With that said, there is a long list of people I would like to acknowledge for their contributions to this book and for supporting me in this process.
There were many people who graciously allowed me to interview them about their current data management practices. They are Mary McCraken, Ryan Estrellado, Kim Manturuk, Beth Chance, Jessica Logan, Rebecca Schmidt, Sara Hart, and Kerry Shea. These interviews were integral to supplementing my personal knowledge with the broader experience of others in the field. Yet, they affirmed that yes, data management is hard, especially in the context of some of the complicated study designs we work with in education research, and that everyone who works in this field wishes that better training, support systems, and standards existed. Thank you to everyone who gave me an hour of their time to share their experiences and knowledge! I also have to give a special thank you to Jessica Logan for being the first person I met who appreciates all things data management as much as I do, and since having our interview, has provided invaluable support while working on this book.
I also want to thank everyone who took the time to read and provide feedback on chapters of this book for me. This includes Meghan Harris, Alexis Swanz, and Allyson Hanson. Your revisions and insight helped make this a more cohesive and useful book!

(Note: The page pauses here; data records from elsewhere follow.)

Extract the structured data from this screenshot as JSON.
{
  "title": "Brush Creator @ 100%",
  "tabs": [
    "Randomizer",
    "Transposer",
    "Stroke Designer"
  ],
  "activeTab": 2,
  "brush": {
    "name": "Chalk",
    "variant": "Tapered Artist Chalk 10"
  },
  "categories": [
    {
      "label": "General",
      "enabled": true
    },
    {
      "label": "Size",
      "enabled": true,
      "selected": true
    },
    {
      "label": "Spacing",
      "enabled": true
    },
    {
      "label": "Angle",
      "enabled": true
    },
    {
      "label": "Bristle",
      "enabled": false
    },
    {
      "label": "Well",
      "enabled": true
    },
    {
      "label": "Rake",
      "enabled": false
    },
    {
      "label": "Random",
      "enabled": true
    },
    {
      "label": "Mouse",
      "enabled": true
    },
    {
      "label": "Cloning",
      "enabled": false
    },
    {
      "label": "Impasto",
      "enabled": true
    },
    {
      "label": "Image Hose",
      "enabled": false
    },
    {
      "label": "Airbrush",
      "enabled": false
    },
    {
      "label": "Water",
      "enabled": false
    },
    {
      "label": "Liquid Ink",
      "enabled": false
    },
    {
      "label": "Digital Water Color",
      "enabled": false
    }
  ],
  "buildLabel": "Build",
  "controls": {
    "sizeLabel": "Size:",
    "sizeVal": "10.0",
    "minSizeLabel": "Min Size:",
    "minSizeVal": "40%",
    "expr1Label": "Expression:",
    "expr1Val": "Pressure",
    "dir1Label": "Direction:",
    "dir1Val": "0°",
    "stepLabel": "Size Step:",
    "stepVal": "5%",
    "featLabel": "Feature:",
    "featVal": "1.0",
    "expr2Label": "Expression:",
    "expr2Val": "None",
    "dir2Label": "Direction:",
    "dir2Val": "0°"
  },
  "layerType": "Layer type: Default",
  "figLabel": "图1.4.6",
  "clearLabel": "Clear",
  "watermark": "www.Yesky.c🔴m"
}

A special thank you to Keith Herman as well. Many years ago he suggested I write a book titled Data Management in Large-Scale Education Research, based on everything I’ve learned in my experience as a data manager. At the time I considered his suggestion a fun but impossible idea. Yet after sitting with that idea in the back of my head for several years, I realized his idea was actually not so far-fetched. Thank you to Keith for believing I could do something I didn’t even know was possible.

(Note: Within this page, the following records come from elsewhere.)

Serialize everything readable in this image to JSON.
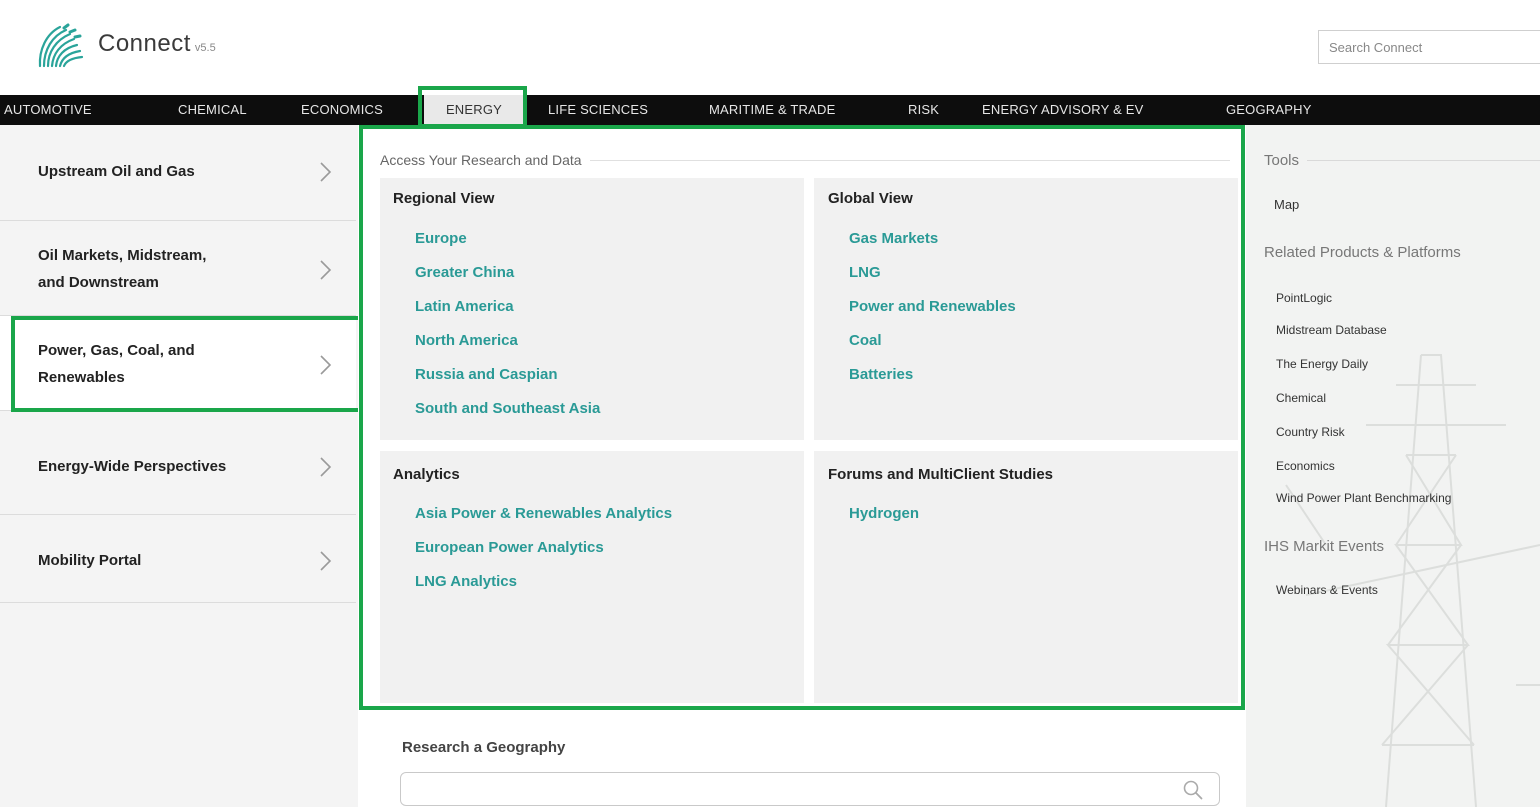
{
  "brand": {
    "name": "Connect",
    "version": "v5.5"
  },
  "search": {
    "placeholder": "Search Connect"
  },
  "nav": {
    "items": [
      "AUTOMOTIVE",
      "CHEMICAL",
      "ECONOMICS",
      "ENERGY",
      "LIFE SCIENCES",
      "MARITIME & TRADE",
      "RISK",
      "ENERGY ADVISORY & EV",
      "GEOGRAPHY"
    ],
    "active": "ENERGY"
  },
  "sidebar": {
    "items": [
      {
        "label_lines": [
          "Upstream Oil and Gas"
        ]
      },
      {
        "label_lines": [
          "Oil Markets, Midstream,",
          "and Downstream"
        ]
      },
      {
        "label_lines": [
          "Power, Gas, Coal, and",
          "Renewables"
        ]
      },
      {
        "label_lines": [
          "Energy-Wide Perspectives"
        ]
      },
      {
        "label_lines": [
          "Mobility Portal"
        ]
      }
    ],
    "active_index": 2
  },
  "main": {
    "heading": "Access Your Research and Data",
    "sections": [
      {
        "title": "Regional View",
        "links": [
          "Europe",
          "Greater China",
          "Latin America",
          "North America",
          "Russia and Caspian",
          "South and Southeast Asia"
        ]
      },
      {
        "title": "Global View",
        "links": [
          "Gas Markets",
          "LNG",
          "Power and Renewables",
          "Coal",
          "Batteries"
        ]
      },
      {
        "title": "Analytics",
        "links": [
          "Asia Power & Renewables Analytics",
          "European Power Analytics",
          "LNG Analytics"
        ]
      },
      {
        "title": "Forums and MultiClient Studies",
        "links": [
          "Hydrogen"
        ]
      }
    ],
    "geography_label": "Research a Geography"
  },
  "right": {
    "tools_heading": "Tools",
    "tools": [
      "Map"
    ],
    "related_heading": "Related Products & Platforms",
    "related": [
      "PointLogic",
      "Midstream Database",
      "The Energy Daily",
      "Chemical",
      "Country Risk",
      "Economics",
      "Wind Power Plant Benchmarking"
    ],
    "events_heading": "IHS Markit Events",
    "events": [
      "Webinars & Events"
    ]
  },
  "colors": {
    "accent_link": "#2a9a96",
    "highlight": "#1aa64a",
    "nav_bg": "#0d0d0d"
  },
  "icons": [
    "connect-logo-icon",
    "chevron-right-icon",
    "search-icon"
  ]
}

Much appreciation to Wendy Reinke as well. Although she may not know it, she is the first person I learned research data management practices from. Joining a project where she had already created documentation and tracking systems was my first glimpse into building tools that help you manage data and my love of research data management grew out of this experience.

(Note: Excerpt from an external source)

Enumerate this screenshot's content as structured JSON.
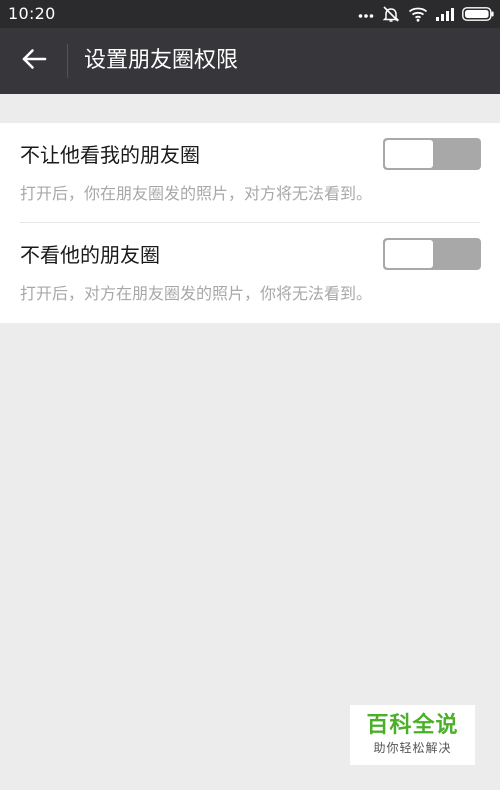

I want to say thank you to the POWER Data Management Issues in Education Research Hub. Regularly meeting with this group of data managers, researchers, students, and professors over the last two years has been an amazing source of both support and learning and has greatly increased my understanding of data management.
Last, thank you to Josh for fully supporting me in the decision to write this book and to Fox for being the reason I remember to step away from my computer from time to time and have fun.